As with good horror films the sound plays a very important role in terms of scaring the audience. The soundtrack is perfectly cued here to suck you in and make you feel as though you are part of a survival horror experience. The weaponry and ambient audio add a touch of reality and the moans and roars of the various nasties are spine tingling. As usual the weak point is the voiceovers, but hey this is Resident Evil, it’s traditional. To be honest the voiceover work is pretty decent for the most part.

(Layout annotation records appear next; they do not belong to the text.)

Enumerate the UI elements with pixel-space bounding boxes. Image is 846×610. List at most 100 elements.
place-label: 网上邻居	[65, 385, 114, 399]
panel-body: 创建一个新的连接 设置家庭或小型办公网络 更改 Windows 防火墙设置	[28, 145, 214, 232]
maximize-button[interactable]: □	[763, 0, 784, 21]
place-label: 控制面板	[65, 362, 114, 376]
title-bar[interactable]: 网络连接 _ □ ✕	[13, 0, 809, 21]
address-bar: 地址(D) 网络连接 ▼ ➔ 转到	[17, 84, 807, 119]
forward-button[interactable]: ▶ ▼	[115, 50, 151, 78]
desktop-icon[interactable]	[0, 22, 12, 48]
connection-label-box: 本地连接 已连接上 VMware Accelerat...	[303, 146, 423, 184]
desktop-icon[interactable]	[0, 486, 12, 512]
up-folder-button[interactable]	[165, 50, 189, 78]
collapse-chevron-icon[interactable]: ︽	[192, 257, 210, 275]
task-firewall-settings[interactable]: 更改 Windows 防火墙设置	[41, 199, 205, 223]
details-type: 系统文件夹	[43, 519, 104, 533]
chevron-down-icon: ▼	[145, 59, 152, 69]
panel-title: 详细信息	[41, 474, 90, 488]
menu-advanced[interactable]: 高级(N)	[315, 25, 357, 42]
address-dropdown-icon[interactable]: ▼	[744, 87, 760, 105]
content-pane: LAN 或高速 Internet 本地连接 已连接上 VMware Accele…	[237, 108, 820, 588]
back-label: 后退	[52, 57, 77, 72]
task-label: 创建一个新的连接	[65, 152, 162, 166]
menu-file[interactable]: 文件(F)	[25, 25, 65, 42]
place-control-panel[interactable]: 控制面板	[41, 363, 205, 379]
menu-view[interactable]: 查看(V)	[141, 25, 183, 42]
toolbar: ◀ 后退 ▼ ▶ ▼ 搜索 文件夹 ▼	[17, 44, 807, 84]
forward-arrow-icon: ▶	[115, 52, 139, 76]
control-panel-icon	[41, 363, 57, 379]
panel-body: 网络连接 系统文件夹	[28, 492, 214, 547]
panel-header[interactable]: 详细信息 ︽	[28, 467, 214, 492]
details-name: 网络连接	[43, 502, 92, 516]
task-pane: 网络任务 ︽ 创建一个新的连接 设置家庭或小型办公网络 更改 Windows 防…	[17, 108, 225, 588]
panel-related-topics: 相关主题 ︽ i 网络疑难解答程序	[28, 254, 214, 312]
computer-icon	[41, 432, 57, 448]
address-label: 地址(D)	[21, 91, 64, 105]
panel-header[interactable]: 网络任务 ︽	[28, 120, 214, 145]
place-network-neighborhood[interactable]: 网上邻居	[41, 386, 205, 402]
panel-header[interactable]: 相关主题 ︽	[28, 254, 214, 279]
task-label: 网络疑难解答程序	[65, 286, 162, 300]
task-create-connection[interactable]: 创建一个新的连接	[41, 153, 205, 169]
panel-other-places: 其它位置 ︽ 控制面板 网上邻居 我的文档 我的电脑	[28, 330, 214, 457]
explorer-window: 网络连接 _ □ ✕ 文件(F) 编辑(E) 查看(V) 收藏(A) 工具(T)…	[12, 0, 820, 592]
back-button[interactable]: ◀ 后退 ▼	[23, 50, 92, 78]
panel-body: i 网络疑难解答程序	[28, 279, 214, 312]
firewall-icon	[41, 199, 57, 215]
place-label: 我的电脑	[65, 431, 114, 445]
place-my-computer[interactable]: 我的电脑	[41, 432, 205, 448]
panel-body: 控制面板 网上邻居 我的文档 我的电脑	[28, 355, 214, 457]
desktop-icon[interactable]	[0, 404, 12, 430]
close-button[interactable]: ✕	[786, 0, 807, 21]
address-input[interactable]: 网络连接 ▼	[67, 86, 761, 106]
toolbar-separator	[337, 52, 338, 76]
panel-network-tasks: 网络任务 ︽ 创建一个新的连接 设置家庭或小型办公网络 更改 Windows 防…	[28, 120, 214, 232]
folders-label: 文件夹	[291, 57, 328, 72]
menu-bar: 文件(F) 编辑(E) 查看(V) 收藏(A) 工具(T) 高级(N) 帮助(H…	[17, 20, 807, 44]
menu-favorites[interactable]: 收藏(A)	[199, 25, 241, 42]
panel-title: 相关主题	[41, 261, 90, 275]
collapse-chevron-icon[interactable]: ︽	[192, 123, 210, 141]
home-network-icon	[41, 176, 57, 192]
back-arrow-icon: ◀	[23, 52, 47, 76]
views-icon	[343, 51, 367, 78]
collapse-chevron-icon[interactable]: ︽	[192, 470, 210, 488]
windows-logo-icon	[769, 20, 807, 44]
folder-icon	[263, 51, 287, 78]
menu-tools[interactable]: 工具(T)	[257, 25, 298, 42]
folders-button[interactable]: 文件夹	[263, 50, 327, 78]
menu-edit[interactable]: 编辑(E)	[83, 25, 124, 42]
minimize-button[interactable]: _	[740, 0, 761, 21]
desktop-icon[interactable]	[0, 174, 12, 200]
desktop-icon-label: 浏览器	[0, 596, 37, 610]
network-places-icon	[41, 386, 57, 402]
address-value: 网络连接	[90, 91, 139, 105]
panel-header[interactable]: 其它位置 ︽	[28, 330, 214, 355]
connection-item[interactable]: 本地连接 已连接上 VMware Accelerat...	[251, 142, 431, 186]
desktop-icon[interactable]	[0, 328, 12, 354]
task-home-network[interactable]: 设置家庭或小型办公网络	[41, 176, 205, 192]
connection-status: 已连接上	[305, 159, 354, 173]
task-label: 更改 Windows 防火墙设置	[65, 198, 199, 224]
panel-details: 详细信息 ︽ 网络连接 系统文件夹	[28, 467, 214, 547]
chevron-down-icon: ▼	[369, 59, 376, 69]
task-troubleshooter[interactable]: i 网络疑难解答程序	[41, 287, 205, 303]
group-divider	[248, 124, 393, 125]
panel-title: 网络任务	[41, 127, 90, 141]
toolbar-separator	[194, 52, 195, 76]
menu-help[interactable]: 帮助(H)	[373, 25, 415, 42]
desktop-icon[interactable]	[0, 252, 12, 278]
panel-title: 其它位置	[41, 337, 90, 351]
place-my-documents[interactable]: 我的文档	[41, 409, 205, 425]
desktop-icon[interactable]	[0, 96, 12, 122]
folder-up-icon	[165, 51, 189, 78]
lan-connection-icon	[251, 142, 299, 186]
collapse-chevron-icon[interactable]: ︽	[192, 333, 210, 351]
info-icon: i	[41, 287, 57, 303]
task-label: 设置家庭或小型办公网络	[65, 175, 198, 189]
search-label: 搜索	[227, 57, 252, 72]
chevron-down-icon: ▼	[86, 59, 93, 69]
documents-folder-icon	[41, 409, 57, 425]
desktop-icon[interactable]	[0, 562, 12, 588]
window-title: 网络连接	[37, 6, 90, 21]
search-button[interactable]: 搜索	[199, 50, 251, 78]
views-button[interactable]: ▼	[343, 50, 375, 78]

This is where Resident Evil 5 really comes into its own. The co-operative play is just great fun and the game really shines when you play through with a friend. You can hook up online via Games for Windows Live. If your friend can’t hack the horror and drops out they will be replaced by an AI character. You can also play with mates in the excellent Mercenaries Mode. It has clearly been designed for co-op play and by sharing out the weaponry and covering each other you can get out of sticky situations that you would never survive alone. The multiplayer aspect adds a great deal of replay value and is worth coming back for long after you’ve completed the game.
Resident Evil 5 is another installment in the most successful horror franchise in gaming and in many ways it just hits you with more of the same. The real stand out reason to buy this is the co-operative gameplay. It is also one of the best console to PC ports in recent years and if you never played it on the console and you have a decent PC then this version has the edge. Fans will have already bought this, but for people who’ve lost touch with the series this is a good place to pick it up, just make sure you bring a friend along for the ride.